Palestina como pilar da Revolução Islâmica
A defesa da Palestina não foi uma questão circunstancial para Ali Khamenei, mas um eixo permanente de sua atuação política, diplomática e estratégica ao longo de quase quatro décadas à frente do Irã. Desde a Revolução Islâmica de 1979, a causa palestina deixou de ser uma pauta regional para se tornar um princípio estruturante do Estado iraniano, inspirado no legado do aiatolá Ruhollah Khomeini. Khamenei rejeitou iniciativas que reduzissem a questão a negociações limitadas ou acordos patrocinados por potências ocidentais, defendendo que nenhuma solução seria legítima sem o fim da ocupação e o reconhecimento dos direitos nacionais palestinos.

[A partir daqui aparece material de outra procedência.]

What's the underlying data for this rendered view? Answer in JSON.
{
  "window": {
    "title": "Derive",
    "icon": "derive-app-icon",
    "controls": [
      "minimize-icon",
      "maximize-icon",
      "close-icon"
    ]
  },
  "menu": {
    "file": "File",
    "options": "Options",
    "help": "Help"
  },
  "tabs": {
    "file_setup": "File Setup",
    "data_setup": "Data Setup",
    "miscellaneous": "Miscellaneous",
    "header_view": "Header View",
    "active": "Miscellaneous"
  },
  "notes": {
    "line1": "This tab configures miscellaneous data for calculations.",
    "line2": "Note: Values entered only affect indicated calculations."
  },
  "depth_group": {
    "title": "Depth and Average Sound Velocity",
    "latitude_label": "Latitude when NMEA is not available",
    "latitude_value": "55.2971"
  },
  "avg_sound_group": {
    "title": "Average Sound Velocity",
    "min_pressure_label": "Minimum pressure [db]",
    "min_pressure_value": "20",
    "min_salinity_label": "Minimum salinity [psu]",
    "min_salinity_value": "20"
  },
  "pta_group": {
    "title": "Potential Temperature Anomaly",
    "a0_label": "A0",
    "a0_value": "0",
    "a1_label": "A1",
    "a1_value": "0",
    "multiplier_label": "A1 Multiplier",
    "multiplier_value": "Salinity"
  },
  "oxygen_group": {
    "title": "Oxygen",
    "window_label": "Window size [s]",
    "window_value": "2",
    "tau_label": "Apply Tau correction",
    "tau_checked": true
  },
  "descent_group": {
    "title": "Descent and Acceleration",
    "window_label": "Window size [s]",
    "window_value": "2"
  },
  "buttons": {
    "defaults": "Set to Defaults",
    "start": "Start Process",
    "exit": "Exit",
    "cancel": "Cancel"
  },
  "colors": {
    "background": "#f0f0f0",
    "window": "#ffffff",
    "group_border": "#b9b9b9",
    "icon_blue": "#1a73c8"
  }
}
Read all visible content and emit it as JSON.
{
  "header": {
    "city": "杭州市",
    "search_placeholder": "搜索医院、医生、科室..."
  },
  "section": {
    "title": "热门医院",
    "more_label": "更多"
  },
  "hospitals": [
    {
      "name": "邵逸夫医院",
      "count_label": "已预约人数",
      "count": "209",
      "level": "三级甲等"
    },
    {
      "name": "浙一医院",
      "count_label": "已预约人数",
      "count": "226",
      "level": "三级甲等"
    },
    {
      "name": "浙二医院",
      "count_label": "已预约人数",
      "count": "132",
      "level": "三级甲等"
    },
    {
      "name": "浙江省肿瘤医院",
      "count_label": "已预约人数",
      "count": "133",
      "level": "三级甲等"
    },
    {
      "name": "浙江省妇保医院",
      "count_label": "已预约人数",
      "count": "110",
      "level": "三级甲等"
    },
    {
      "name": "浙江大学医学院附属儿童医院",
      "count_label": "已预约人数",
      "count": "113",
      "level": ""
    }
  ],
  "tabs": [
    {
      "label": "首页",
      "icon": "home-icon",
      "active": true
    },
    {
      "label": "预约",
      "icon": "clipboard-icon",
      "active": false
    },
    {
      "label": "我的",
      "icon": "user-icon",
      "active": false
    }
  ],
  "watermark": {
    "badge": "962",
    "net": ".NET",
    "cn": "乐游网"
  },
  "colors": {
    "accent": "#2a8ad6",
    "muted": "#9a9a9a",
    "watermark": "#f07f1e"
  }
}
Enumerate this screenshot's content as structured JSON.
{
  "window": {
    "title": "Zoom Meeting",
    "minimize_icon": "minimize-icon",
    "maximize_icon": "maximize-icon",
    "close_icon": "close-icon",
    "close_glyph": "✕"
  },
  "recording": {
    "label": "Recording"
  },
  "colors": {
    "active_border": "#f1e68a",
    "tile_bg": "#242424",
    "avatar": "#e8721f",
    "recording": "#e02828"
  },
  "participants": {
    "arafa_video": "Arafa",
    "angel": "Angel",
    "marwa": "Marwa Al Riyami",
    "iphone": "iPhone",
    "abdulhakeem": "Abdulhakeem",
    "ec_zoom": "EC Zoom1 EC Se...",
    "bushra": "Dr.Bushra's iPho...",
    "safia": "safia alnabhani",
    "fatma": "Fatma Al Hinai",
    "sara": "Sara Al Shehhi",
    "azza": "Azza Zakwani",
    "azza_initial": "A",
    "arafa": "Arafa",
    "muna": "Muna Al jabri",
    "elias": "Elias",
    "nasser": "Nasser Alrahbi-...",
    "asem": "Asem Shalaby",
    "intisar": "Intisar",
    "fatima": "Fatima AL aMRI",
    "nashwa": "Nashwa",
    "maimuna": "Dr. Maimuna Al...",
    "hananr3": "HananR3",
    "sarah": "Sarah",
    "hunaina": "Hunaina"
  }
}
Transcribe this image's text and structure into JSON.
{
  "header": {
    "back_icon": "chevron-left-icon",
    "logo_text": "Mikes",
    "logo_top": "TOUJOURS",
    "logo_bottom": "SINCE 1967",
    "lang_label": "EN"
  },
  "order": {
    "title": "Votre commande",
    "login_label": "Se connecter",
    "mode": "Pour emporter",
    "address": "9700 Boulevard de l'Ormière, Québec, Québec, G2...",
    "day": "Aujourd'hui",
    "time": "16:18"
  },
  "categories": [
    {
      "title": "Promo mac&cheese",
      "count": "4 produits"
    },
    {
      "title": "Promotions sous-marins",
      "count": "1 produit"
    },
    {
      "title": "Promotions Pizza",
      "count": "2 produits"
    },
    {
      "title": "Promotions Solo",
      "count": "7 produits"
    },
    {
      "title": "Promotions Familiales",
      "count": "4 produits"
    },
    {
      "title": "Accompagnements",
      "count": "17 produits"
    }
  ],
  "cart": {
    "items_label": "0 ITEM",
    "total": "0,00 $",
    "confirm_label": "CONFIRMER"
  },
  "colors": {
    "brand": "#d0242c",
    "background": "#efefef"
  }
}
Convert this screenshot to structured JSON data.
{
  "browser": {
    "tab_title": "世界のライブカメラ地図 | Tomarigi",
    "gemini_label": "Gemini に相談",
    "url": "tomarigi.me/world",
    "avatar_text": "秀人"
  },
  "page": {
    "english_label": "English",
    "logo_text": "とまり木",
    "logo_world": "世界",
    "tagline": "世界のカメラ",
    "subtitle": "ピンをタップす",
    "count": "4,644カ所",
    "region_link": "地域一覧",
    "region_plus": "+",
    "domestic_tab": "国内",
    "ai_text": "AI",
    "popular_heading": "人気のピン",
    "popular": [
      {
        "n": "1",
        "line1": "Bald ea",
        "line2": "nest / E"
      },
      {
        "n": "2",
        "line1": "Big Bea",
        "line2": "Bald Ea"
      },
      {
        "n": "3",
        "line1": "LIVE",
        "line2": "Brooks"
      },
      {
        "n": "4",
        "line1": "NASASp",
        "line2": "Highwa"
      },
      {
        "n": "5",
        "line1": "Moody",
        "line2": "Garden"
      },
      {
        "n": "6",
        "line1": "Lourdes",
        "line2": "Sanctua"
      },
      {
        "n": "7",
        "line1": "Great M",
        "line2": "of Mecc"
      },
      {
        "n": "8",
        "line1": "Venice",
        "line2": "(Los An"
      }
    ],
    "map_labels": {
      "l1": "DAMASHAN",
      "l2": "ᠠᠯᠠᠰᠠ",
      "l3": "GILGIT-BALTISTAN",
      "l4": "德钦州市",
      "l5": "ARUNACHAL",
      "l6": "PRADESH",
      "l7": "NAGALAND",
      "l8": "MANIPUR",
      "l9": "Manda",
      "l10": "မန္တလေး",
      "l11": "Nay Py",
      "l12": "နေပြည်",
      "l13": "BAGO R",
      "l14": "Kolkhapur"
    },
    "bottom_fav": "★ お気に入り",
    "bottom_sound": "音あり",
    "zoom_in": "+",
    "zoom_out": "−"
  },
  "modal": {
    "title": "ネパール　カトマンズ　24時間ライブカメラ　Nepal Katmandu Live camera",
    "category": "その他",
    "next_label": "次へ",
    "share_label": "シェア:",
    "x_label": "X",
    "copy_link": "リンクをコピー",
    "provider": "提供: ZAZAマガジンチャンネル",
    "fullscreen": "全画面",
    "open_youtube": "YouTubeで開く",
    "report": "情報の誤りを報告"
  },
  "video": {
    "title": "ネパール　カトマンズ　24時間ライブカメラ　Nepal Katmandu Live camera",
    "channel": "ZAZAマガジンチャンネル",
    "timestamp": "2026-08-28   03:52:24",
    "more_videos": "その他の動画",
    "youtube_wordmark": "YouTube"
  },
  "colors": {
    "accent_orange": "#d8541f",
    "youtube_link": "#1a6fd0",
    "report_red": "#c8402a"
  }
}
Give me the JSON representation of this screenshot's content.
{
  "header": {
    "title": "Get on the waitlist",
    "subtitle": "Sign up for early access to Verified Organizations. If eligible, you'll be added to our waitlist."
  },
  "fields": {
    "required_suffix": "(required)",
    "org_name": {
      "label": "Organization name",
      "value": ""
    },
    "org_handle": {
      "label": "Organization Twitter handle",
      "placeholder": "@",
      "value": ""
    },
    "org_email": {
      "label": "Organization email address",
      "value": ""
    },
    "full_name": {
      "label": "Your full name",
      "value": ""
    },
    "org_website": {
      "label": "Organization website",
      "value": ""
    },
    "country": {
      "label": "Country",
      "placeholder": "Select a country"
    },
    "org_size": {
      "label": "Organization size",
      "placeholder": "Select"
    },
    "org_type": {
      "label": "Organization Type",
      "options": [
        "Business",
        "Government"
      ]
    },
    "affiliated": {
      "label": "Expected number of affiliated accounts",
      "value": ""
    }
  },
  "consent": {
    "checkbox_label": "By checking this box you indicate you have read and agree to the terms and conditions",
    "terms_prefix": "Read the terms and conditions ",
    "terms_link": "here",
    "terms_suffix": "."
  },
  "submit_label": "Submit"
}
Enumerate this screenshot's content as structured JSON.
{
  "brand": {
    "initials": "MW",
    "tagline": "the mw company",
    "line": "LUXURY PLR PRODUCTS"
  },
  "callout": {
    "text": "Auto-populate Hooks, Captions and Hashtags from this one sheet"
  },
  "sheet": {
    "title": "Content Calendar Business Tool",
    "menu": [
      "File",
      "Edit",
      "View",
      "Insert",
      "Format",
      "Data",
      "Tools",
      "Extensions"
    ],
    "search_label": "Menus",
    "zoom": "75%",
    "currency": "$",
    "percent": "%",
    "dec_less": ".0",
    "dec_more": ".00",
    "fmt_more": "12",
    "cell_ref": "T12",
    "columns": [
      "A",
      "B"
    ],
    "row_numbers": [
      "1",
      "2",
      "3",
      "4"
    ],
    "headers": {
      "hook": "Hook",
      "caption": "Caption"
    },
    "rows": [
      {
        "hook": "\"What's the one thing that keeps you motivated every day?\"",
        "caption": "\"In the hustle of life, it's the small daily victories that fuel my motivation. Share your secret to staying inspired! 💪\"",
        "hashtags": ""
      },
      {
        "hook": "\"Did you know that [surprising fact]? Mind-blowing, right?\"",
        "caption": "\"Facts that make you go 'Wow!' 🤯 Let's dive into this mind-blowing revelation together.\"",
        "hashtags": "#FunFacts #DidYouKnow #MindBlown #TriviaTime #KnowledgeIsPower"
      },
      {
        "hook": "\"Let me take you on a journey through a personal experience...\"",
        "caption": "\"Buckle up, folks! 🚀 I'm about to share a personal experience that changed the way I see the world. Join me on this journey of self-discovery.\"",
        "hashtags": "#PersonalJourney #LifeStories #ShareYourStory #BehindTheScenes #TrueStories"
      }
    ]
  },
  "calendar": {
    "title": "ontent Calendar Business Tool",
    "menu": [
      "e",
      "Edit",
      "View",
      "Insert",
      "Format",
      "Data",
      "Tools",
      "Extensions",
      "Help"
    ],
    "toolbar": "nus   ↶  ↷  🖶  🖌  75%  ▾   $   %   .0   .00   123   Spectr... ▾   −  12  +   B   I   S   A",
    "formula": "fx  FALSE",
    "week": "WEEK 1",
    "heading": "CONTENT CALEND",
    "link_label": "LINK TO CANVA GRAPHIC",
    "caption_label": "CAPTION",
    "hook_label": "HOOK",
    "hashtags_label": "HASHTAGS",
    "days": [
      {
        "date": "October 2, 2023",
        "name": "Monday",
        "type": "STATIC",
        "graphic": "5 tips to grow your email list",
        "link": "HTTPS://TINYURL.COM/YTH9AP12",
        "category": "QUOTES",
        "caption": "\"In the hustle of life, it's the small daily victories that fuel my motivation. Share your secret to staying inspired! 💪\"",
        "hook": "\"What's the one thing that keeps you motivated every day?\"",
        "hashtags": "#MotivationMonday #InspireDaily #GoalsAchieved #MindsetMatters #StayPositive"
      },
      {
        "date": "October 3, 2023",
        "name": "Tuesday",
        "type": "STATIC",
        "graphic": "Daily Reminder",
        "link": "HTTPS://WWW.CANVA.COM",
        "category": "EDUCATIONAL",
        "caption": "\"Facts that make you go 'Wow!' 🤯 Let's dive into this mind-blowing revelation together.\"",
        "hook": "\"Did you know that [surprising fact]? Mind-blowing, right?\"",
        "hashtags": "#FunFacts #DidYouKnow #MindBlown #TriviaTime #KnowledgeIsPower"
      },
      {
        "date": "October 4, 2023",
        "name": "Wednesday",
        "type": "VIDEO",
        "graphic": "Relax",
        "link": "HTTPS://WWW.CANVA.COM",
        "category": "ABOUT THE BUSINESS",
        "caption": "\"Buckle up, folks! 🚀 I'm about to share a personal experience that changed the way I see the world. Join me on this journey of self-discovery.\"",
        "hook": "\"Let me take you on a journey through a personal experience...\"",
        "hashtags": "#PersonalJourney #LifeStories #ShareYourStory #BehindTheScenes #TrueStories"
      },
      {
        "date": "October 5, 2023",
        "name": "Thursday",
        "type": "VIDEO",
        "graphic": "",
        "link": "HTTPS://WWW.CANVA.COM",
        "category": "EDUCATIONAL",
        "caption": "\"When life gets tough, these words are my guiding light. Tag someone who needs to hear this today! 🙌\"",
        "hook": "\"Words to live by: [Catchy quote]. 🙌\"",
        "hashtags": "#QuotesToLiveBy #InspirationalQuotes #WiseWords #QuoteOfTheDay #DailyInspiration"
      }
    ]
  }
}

Resistência como política de Estado
Mesmo diante de sanções econômicas, isolamento internacional e ameaças militares, Khamenei manteve a Palestina como prioridade inegociável. Para ele, a libertação da Palestina era uma questão de justiça histórica e direito internacional, não uma concessão diplomática. O Irã, sob sua liderança, tornou-se um dos principais apoiadores da resistência palestina, consolidando a causa como parte indissociável da soberania e independência iranianas.